The mainframe industry has been scrambling to address this in various ways. CA Technologies added GUI to its various tools and BMC has similarly modernized its various management and DB2 tools. IBM, of course, has been steadily bolstering the Rational RDz tool set. RDz is a z/OS Eclipse-based software IDE. RDz streamlines and refactors z/OS development processes into structured analysis, editing, and testing operations with modern GUI tools, wizards, and menus that, IBM notes, are perfect for new-to the-mainframe twenty- and thirty-something developers, the next generation of z developers.
Compuware brings its mainframe workbench, described as a modernized interactive developer environment that introduces a new graphical user interface for managing mainframe application development activities. The interactive toolset addresses every phase of the application lifecycle.
Most recently, Micro Focus announced the release of its new Enterprise Developer for IBM zEnterprise. The product enables customers to optimize all aspects of mainframe application delivery and promises to drive down costs, increase productivity, and accelerate innovation. Specifically, it enables both on- and off-mainframe development, the latter without consuming mainframe resources, to provide a flexible approach to the delivery of new business functions. In addition, it allows full and flexible customization of the IDE to support unique development processes and provides deep integration into mainframe configuration management and tooling for a more comprehensive development environment. It also boasts of improved application quality with measurable improvement in delivery times. These capabilities together promise faster developer adoption.

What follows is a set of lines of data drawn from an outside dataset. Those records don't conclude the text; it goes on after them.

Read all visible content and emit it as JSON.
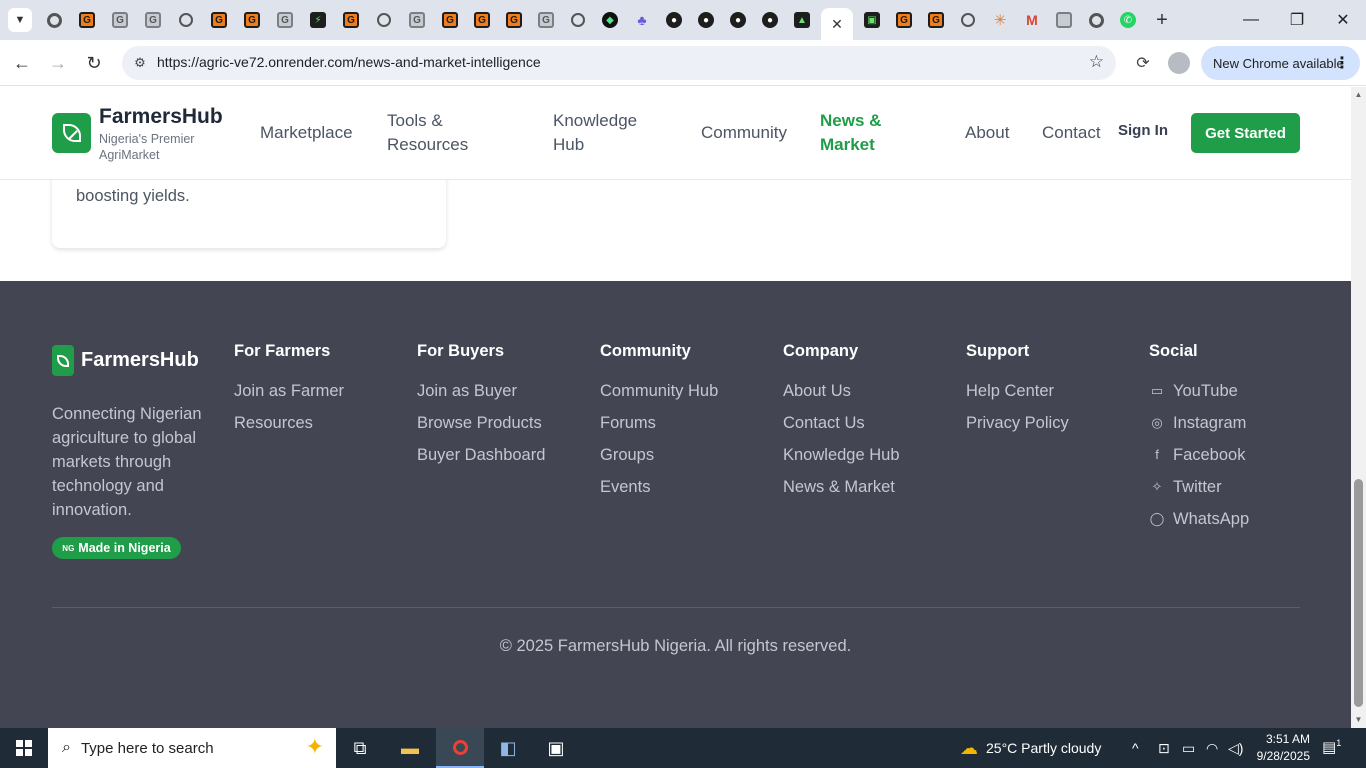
{
  "browser": {
    "url": "https://agric-ve72.onrender.com/news-and-market-intelligence",
    "update_label": "New Chrome available"
  },
  "site": {
    "brand": "FarmersHub",
    "brand_tagline": "Nigeria's Premier AgriMarket",
    "nav": {
      "marketplace": "Marketplace",
      "tools": "Tools & Resources",
      "knowledge": "Knowledge Hub",
      "community": "Community",
      "news": "News & Market",
      "about": "About",
      "contact": "Contact"
    },
    "sign_in": "Sign In",
    "get_started": "Get Started",
    "card_text": "boosting yields."
  },
  "footer": {
    "brand": "FarmersHub",
    "description": "Connecting Nigerian agriculture to global markets through technology and innovation.",
    "badge_flag": "NG",
    "badge": "Made in Nigeria",
    "columns": [
      {
        "title": "For Farmers",
        "links": [
          "Join as Farmer",
          "Resources"
        ]
      },
      {
        "title": "For Buyers",
        "links": [
          "Join as Buyer",
          "Browse Products",
          "Buyer Dashboard"
        ]
      },
      {
        "title": "Community",
        "links": [
          "Community Hub",
          "Forums",
          "Groups",
          "Events"
        ]
      },
      {
        "title": "Company",
        "links": [
          "About Us",
          "Contact Us",
          "Knowledge Hub",
          "News & Market"
        ]
      },
      {
        "title": "Support",
        "links": [
          "Help Center",
          "Privacy Policy"
        ]
      },
      {
        "title": "Social",
        "links": [
          "YouTube",
          "Instagram",
          "Facebook",
          "Twitter",
          "WhatsApp"
        ]
      }
    ],
    "copyright": "© 2025 FarmersHub Nigeria. All rights reserved."
  },
  "taskbar": {
    "search_placeholder": "Type here to search",
    "weather": "25°C  Partly cloudy",
    "time": "3:51 AM",
    "date": "9/28/2025",
    "notification_count": "1"
  },
  "colors": {
    "brand_green": "#1f9d48",
    "footer_bg": "#434552",
    "taskbar_bg": "#1f2b36"
  }
}
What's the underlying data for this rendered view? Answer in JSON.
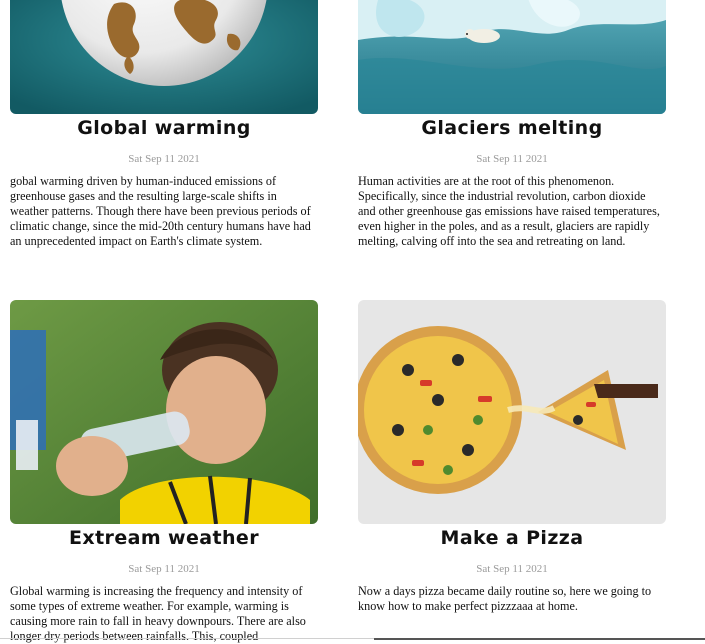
{
  "posts": [
    {
      "title": "Global warming",
      "date": "Sat Sep 11 2021",
      "body": "gobal warming driven by human-induced emissions of greenhouse gases and the resulting large-scale shifts in weather patterns. Though there have been previous periods of climatic change, since the mid-20th century humans have had an unprecedented impact on Earth's climate system.",
      "image_icon": "globe-image"
    },
    {
      "title": "Glaciers melting",
      "date": "Sat Sep 11 2021",
      "body": "Human activities are at the root of this phenomenon. Specifically, since the industrial revolution, carbon dioxide and other greenhouse gas emissions have raised temperatures, even higher in the poles, and as a result, glaciers are rapidly melting, calving off into the sea and retreating on land.",
      "image_icon": "polar-bear-ice-image"
    },
    {
      "title": "Extream weather",
      "date": "Sat Sep 11 2021",
      "body": "Global warming is increasing the frequency and intensity of some types of extreme weather. For example, warming is causing more rain to fall in heavy downpours. There are also longer dry periods between rainfalls. This, coupled",
      "image_icon": "boy-drinking-water-image"
    },
    {
      "title": "Make a Pizza",
      "date": "Sat Sep 11 2021",
      "body": "Now a days pizza became daily routine so, here we going to know how to make perfect pizzzaaa at home.",
      "image_icon": "pizza-image"
    }
  ],
  "colors": {
    "title": "#111111",
    "date": "#9a9a9a",
    "body": "#111111"
  }
}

Said Greg Lotko, Vice President and Business Line Executive, IBM System z, about the new Micro Focus offering: We are continually working with our technology partners to help our clients maximize the value in their IBM mainframes, and this latest innovation from Micro Focus is a great example of that commitment.
Behind all of this development innovation is an industry effort to cultivate the next generation of mainframe developers. Using a combination of trusted technology (COBOL and mainframe) and new innovation (zEnterprise, hybrid computing, expert systems, and Eclipse), these new developers; having been raised on GUI and mobile and social, can leverage what they learned growing up to build the multi-platform, multi-device mainframe applications that organizations will need going forward.
As these people come on board as mainframe-enabled developers organizations will have more confidence in continuing to invest in their mainframe software assets, which currently amount to an estimated 200-300 billion lines of source code and may even be growing as mainframes are added in developing markets, considered a growth market by IBM. It only makes sense to leverage this proven code base than try to replace it.
This was confirmed in a CA Technologies survey of mainframe users a year ago, which found that 1) the mainframe is playing an increasingly strategic role in managing the evolving needs of the enterprise; 2) the machine is viewed as an enabler of innovation as big data and cloud computing transform the face of enterprise IT—now add mobile; and 3) companies are seeking candidates with cross-disciplinary skill sets to fill critical mainframe workforce needs in the new enterprise IT thinking.
Similarly, a recent study by the Standish Group showed that 70 percent of CIOs saw their organizations’ mainframes as having a central and strategic role in their overall business success. Using the new tools noted above organizations can maximize the value of the mainframe asset and cultivate the next generation mainframe developers.